Amazon Care, the ecommerce giant’s healthcare business, has signed a deal with hotel chain Hilton to provide its staff with on-demand virtual medical services.
Hilton is only the second publicly disclosed company to sign up to Amazon Care and represents a notable step for the world’s largest online retailer’s move into telehealth.
The Amazon Care app provides 24/7 video appointments and a live chat messaging service with a clinician. Amazon also sticks to its logistics roots with prescription deliveries and provides in-person clinical services in selected areas via third-party medical groups it has partnered with.
Amazon did not disclose the financial terms of the deal but according to 2020 figures, Hilton has 141,000 employees globally. The deal, first reported by Reuters, will add Amazon Care to all of the hotelier’s US staff enrolled on a corporate health plan.

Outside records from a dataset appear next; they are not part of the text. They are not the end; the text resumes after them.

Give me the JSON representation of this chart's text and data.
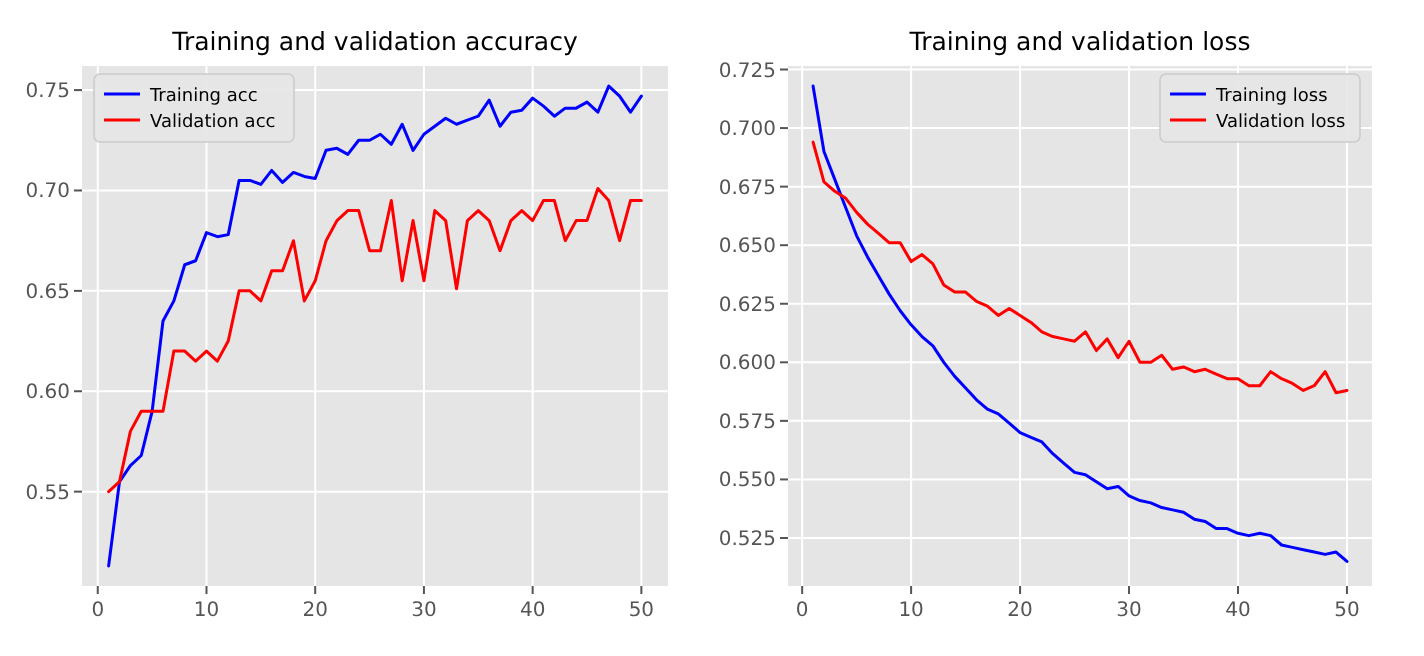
{
  "chart_data": [
    {
      "type": "line",
      "title": "Training and validation accuracy",
      "x": [
        1,
        2,
        3,
        4,
        5,
        6,
        7,
        8,
        9,
        10,
        11,
        12,
        13,
        14,
        15,
        16,
        17,
        18,
        19,
        20,
        21,
        22,
        23,
        24,
        25,
        26,
        27,
        28,
        29,
        30,
        31,
        32,
        33,
        34,
        35,
        36,
        37,
        38,
        39,
        40,
        41,
        42,
        43,
        44,
        45,
        46,
        47,
        48,
        49,
        50
      ],
      "xlim": [
        -1.45,
        52.45
      ],
      "ylim": [
        0.503,
        0.762
      ],
      "xticks": [
        0,
        10,
        20,
        30,
        40,
        50
      ],
      "yticks": [
        {
          "value": 0.55,
          "label": "0.55"
        },
        {
          "value": 0.6,
          "label": "0.60"
        },
        {
          "value": 0.65,
          "label": "0.65"
        },
        {
          "value": 0.7,
          "label": "0.70"
        },
        {
          "value": 0.75,
          "label": "0.75"
        }
      ],
      "grid": true,
      "legend": "top left",
      "series": [
        {
          "name": "Training acc",
          "color": "#0000ff",
          "values": [
            0.513,
            0.555,
            0.563,
            0.568,
            0.59,
            0.635,
            0.645,
            0.663,
            0.665,
            0.679,
            0.677,
            0.678,
            0.705,
            0.705,
            0.703,
            0.71,
            0.704,
            0.709,
            0.707,
            0.706,
            0.72,
            0.721,
            0.718,
            0.725,
            0.725,
            0.728,
            0.723,
            0.733,
            0.72,
            0.728,
            0.732,
            0.736,
            0.733,
            0.735,
            0.737,
            0.745,
            0.732,
            0.739,
            0.74,
            0.746,
            0.742,
            0.737,
            0.741,
            0.741,
            0.744,
            0.739,
            0.752,
            0.747,
            0.739,
            0.747
          ]
        },
        {
          "name": "Validation acc",
          "color": "#ff0000",
          "values": [
            0.55,
            0.555,
            0.58,
            0.59,
            0.59,
            0.59,
            0.62,
            0.62,
            0.615,
            0.62,
            0.615,
            0.625,
            0.65,
            0.65,
            0.645,
            0.66,
            0.66,
            0.675,
            0.645,
            0.655,
            0.675,
            0.685,
            0.69,
            0.69,
            0.67,
            0.67,
            0.695,
            0.655,
            0.685,
            0.655,
            0.69,
            0.685,
            0.651,
            0.685,
            0.69,
            0.685,
            0.67,
            0.685,
            0.69,
            0.685,
            0.695,
            0.695,
            0.675,
            0.685,
            0.685,
            0.701,
            0.695,
            0.675,
            0.695,
            0.695
          ]
        }
      ]
    },
    {
      "type": "line",
      "title": "Training and validation loss",
      "x": [
        1,
        2,
        3,
        4,
        5,
        6,
        7,
        8,
        9,
        10,
        11,
        12,
        13,
        14,
        15,
        16,
        17,
        18,
        19,
        20,
        21,
        22,
        23,
        24,
        25,
        26,
        27,
        28,
        29,
        30,
        31,
        32,
        33,
        34,
        35,
        36,
        37,
        38,
        39,
        40,
        41,
        42,
        43,
        44,
        45,
        46,
        47,
        48,
        49,
        50
      ],
      "xlim": [
        -1.3,
        52.3
      ],
      "ylim": [
        0.5045,
        0.7265
      ],
      "xticks": [
        0,
        10,
        20,
        30,
        40,
        50
      ],
      "yticks": [
        {
          "value": 0.525,
          "label": "0.525"
        },
        {
          "value": 0.55,
          "label": "0.550"
        },
        {
          "value": 0.575,
          "label": "0.575"
        },
        {
          "value": 0.6,
          "label": "0.600"
        },
        {
          "value": 0.625,
          "label": "0.625"
        },
        {
          "value": 0.65,
          "label": "0.650"
        },
        {
          "value": 0.675,
          "label": "0.675"
        },
        {
          "value": 0.7,
          "label": "0.700"
        },
        {
          "value": 0.725,
          "label": "0.725"
        }
      ],
      "grid": true,
      "legend": "top right",
      "series": [
        {
          "name": "Training loss",
          "color": "#0000ff",
          "values": [
            0.718,
            0.69,
            0.678,
            0.666,
            0.654,
            0.645,
            0.637,
            0.629,
            0.622,
            0.616,
            0.611,
            0.607,
            0.6,
            0.594,
            0.589,
            0.584,
            0.58,
            0.578,
            0.574,
            0.57,
            0.568,
            0.566,
            0.561,
            0.557,
            0.553,
            0.552,
            0.549,
            0.546,
            0.547,
            0.543,
            0.541,
            0.54,
            0.538,
            0.537,
            0.536,
            0.533,
            0.532,
            0.529,
            0.529,
            0.527,
            0.526,
            0.527,
            0.526,
            0.522,
            0.521,
            0.52,
            0.519,
            0.518,
            0.519,
            0.515
          ]
        },
        {
          "name": "Validation loss",
          "color": "#ff0000",
          "values": [
            0.694,
            0.677,
            0.673,
            0.67,
            0.664,
            0.659,
            0.655,
            0.651,
            0.651,
            0.643,
            0.646,
            0.642,
            0.633,
            0.63,
            0.63,
            0.626,
            0.624,
            0.62,
            0.623,
            0.62,
            0.617,
            0.613,
            0.611,
            0.61,
            0.609,
            0.613,
            0.605,
            0.61,
            0.602,
            0.609,
            0.6,
            0.6,
            0.603,
            0.597,
            0.598,
            0.596,
            0.597,
            0.595,
            0.593,
            0.593,
            0.59,
            0.59,
            0.596,
            0.593,
            0.591,
            0.588,
            0.59,
            0.596,
            0.587,
            0.588
          ]
        }
      ]
    }
  ]
}
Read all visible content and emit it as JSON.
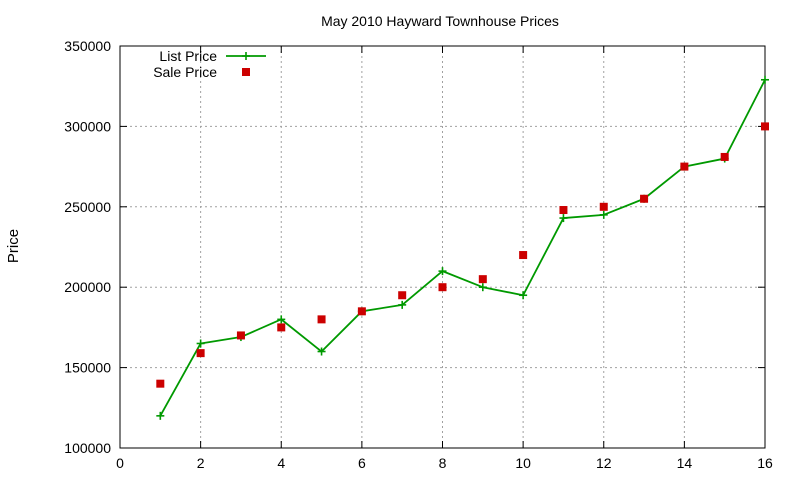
{
  "chart_data": {
    "type": "line",
    "title": "May 2010 Hayward Townhouse Prices",
    "xlabel": "",
    "ylabel": "Price",
    "xlim": [
      0,
      16
    ],
    "ylim": [
      100000,
      350000
    ],
    "xticks": [
      0,
      2,
      4,
      6,
      8,
      10,
      12,
      14,
      16
    ],
    "yticks": [
      100000,
      150000,
      200000,
      250000,
      300000,
      350000
    ],
    "grid": true,
    "legend_position": "top-left",
    "series": [
      {
        "name": "List Price",
        "style": "line-with-plus-markers",
        "color": "#009900",
        "x": [
          1,
          2,
          3,
          4,
          5,
          6,
          7,
          8,
          9,
          10,
          11,
          12,
          13,
          14,
          15,
          16
        ],
        "y": [
          120000,
          165000,
          169000,
          180000,
          160000,
          185000,
          189000,
          210000,
          200000,
          195000,
          243000,
          245000,
          255000,
          275000,
          280000,
          329000
        ]
      },
      {
        "name": "Sale Price",
        "style": "square-markers",
        "color": "#cc0000",
        "x": [
          1,
          2,
          3,
          4,
          5,
          6,
          7,
          8,
          9,
          10,
          11,
          12,
          13,
          14,
          15,
          16
        ],
        "y": [
          140000,
          159000,
          170000,
          175000,
          180000,
          185000,
          195000,
          200000,
          205000,
          220000,
          248000,
          250000,
          255000,
          275000,
          281000,
          300000
        ]
      }
    ]
  }
}
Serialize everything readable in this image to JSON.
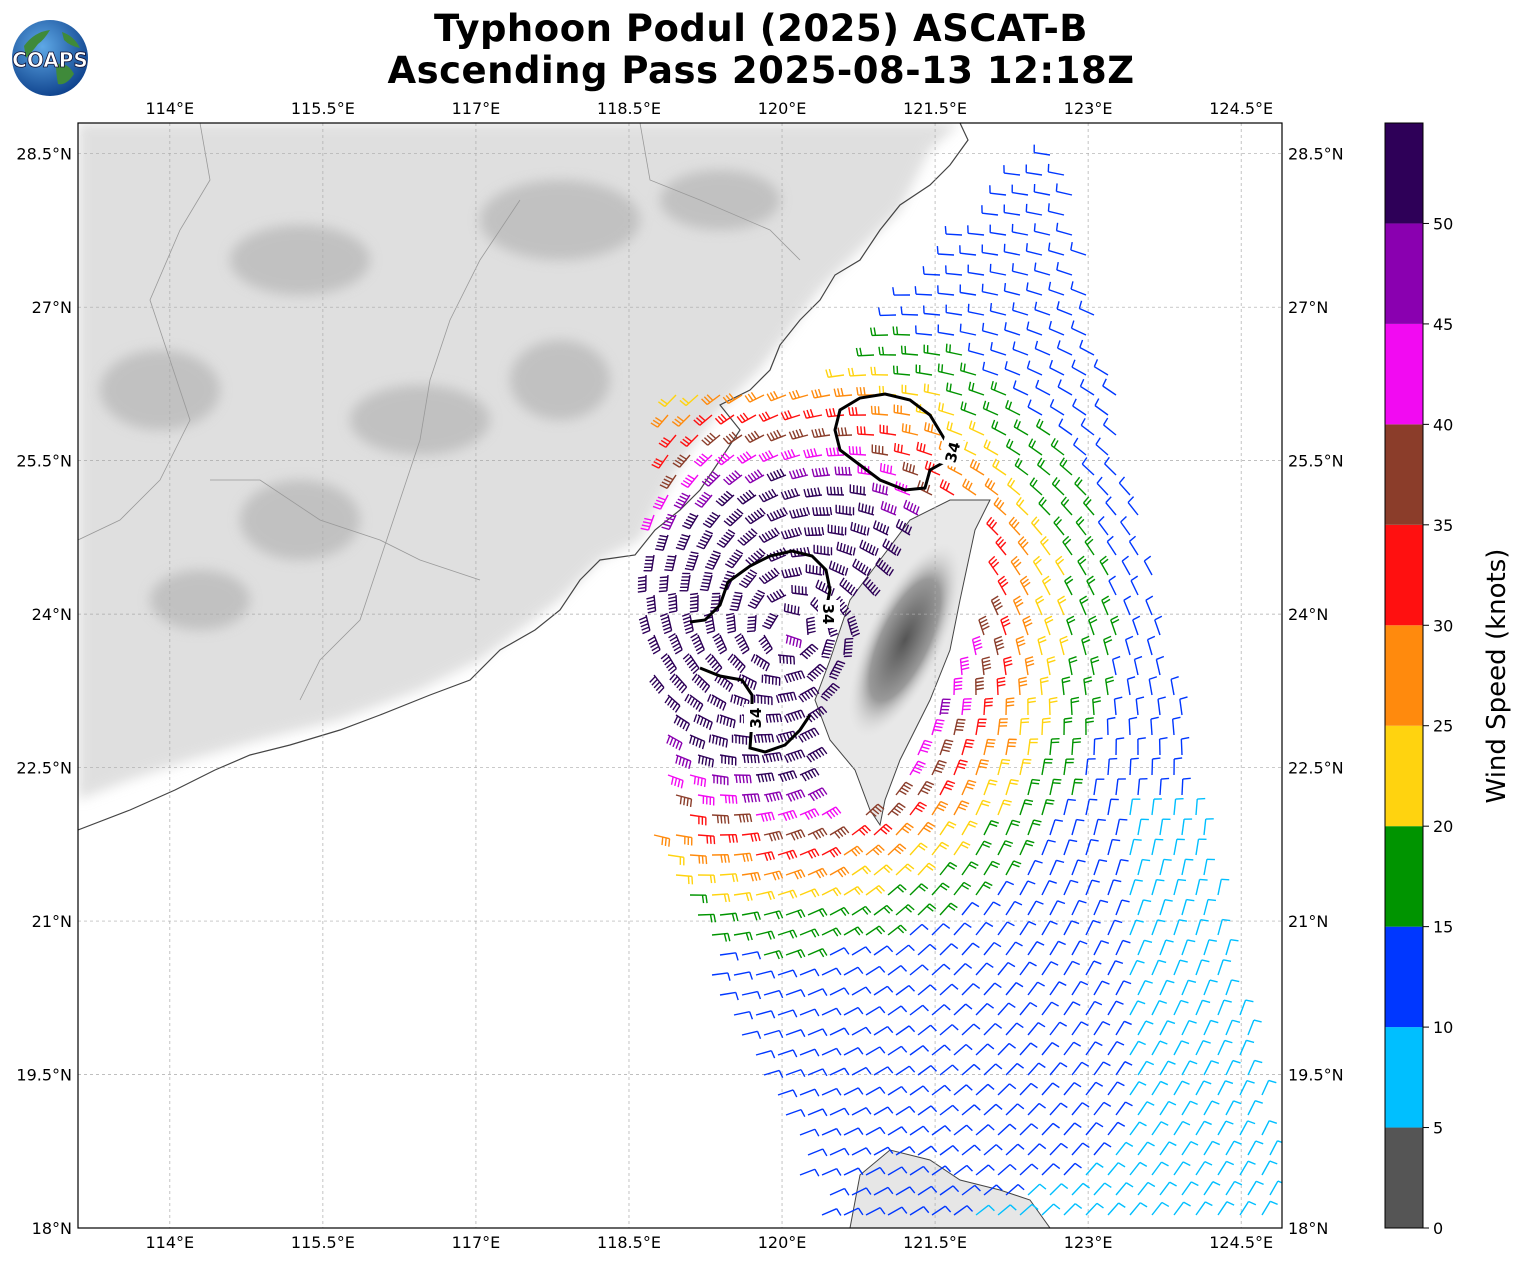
{
  "title": {
    "line1": "Typhoon Podul (2025) ASCAT-B",
    "line2": "Ascending Pass 2025-08-13 12:18Z"
  },
  "logo": {
    "text": "COAPS",
    "icon": "globe-logo-icon"
  },
  "map": {
    "lon_range": [
      113.1,
      124.9
    ],
    "lat_range": [
      18.0,
      28.8
    ],
    "lon_ticks": [
      114,
      115.5,
      117,
      118.5,
      120,
      121.5,
      123,
      124.5
    ],
    "lon_tick_labels": [
      "114°E",
      "115.5°E",
      "117°E",
      "118.5°E",
      "120°E",
      "121.5°E",
      "123°E",
      "124.5°E"
    ],
    "lat_ticks": [
      18,
      19.5,
      21,
      22.5,
      24,
      25.5,
      27,
      28.5
    ],
    "lat_tick_labels": [
      "18°N",
      "19.5°N",
      "21°N",
      "22.5°N",
      "24°N",
      "25.5°N",
      "27°N",
      "28.5°N"
    ],
    "gridlines": true,
    "contour_label": "34"
  },
  "colorbar": {
    "label": "Wind Speed (knots)",
    "ticks": [
      0,
      5,
      10,
      15,
      20,
      25,
      30,
      35,
      40,
      45,
      50
    ],
    "colors": [
      "#555555",
      "#00bfff",
      "#0037ff",
      "#009400",
      "#ffd30f",
      "#ff8a0d",
      "#ff1010",
      "#8b3d2a",
      "#f20af2",
      "#8a00b0",
      "#2e0058"
    ]
  }
}
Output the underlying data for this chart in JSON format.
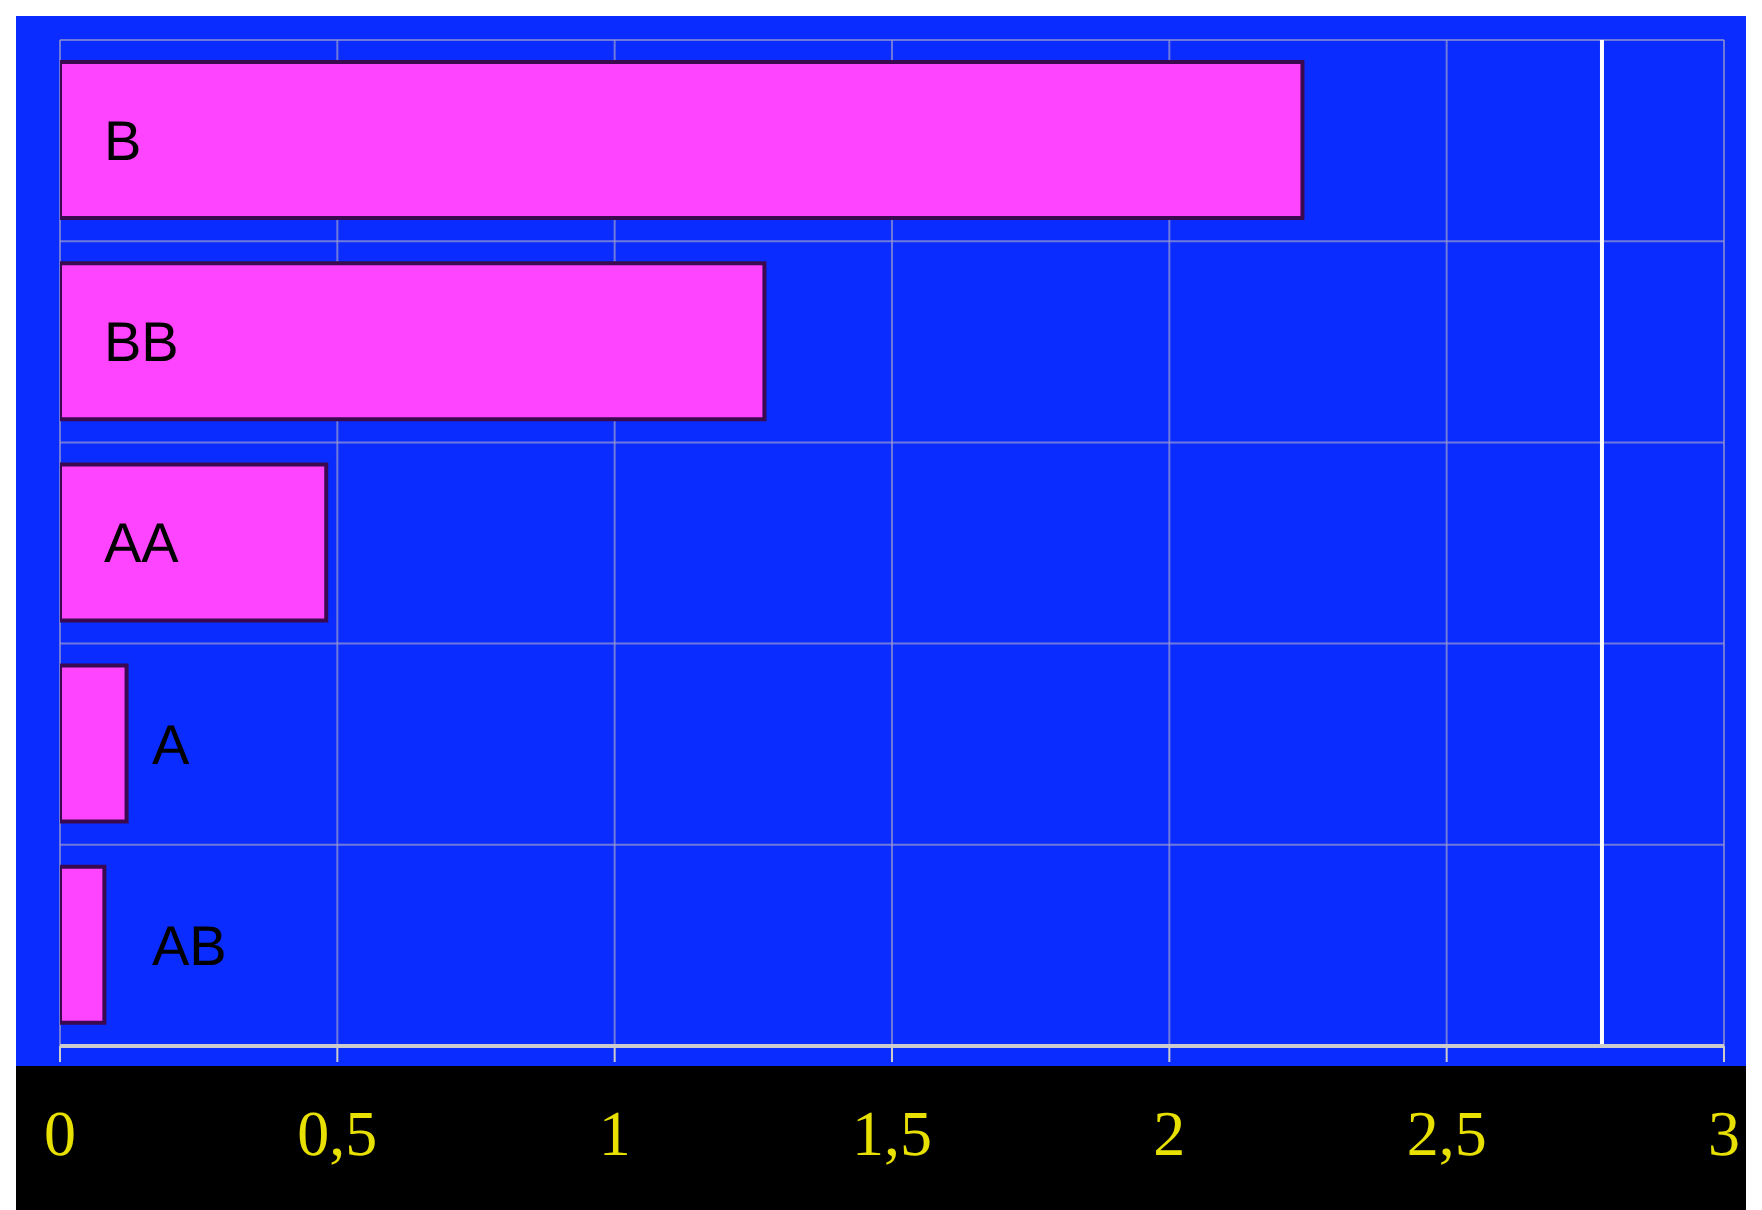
{
  "chart_data": {
    "type": "bar",
    "orientation": "horizontal",
    "categories": [
      "B",
      "BB",
      "AA",
      "A",
      "AB"
    ],
    "values": [
      2.24,
      1.27,
      0.48,
      0.12,
      0.08
    ],
    "color": "#ff44ff",
    "xlim": [
      0,
      3
    ],
    "xticks": [
      0,
      {
        "value": 0.5,
        "label": "0,5"
      },
      1,
      {
        "value": 1.5,
        "label": "1,5"
      },
      2,
      {
        "value": 2.5,
        "label": "2,5"
      },
      3
    ],
    "ref_lines": [
      {
        "axis": "x",
        "value": 2.78,
        "color": "#ffffff"
      }
    ],
    "grid": true,
    "tick_labels": "x"
  }
}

Launched initially as a pilot version in September 2019 for Amazon’s Seattle-based employees, the Jeff Bezos-founded company significantly stepped up its expansion efforts over the summer. In May this year, Peloton-owned fitness equipment company Precor became Amazon Care’s first publicly disclosed customer.
But the Hilton deal, its largest yet, is likely to boost the nascent Amazon Care’s chances of securing more big-name customers in what is a highly competitive market.
Kristen Helton, director of Amazon Care, told Reuters that the service would in future add artificial intelligence capabilities.
“We will have clinicians in the loop for a period of time until we can actually trust that AI and those technology solutions are taking care of the patient in the way that is best,” Helton said.
It is Amazon’s second attempt to disrupt the healthcare market following a failed joint venture with JP Morgan and Berkshire Hathaway called Haven. Despite the three companies’ combined 1.2 million US employees, the Amazon venture disbanded less than three years after its launch.
Amazon’s move into telehealth, instead of Haven’s goal of lowering costs and improving outcomes across all of healthcare, may prove to be a more achievable market to disrupt.
The Covid-19 pandemic has accelerated the use of telemedicine with companies such as Babylon Health experiencing rapid growth since 2020.
“Healthcare providers have been quick to implement alternative solutions to in-person care to ensure patients can access diagnostic and therapeutic services,” notes a recent GlobalData report on digital health solutions. “This has led to significant increases in the use of remote patient monitoring, telemedicine platforms, and virtual clinical trials.”
The report goes on to state that “as the public becomes more digitally savvy, the acceptance of digital health technologies is likely to increase”.
Success for Amazon in telehealth would make it the third sector it has disrupted, having grown from an online book seller to a near-$2tn ecommerce behemoth and establishing its lucrative cloud computing business Amazon Web Services.
Last year Amazon entered the wearable devices market with the launch of Amazon Halo, a wrist device that uses sensors to measure heart rate, temperature and other health metrics.
In perhaps a dent to Amazon’s healthcare credentials, the company on Monday reached a $500,000 settlement with the state of California over claims it concealed the number of warehouse workers infected with Covid-19 from its employees and health agencies. Amazon did not admit any wrongdoing or liability as part of the settlement agreement.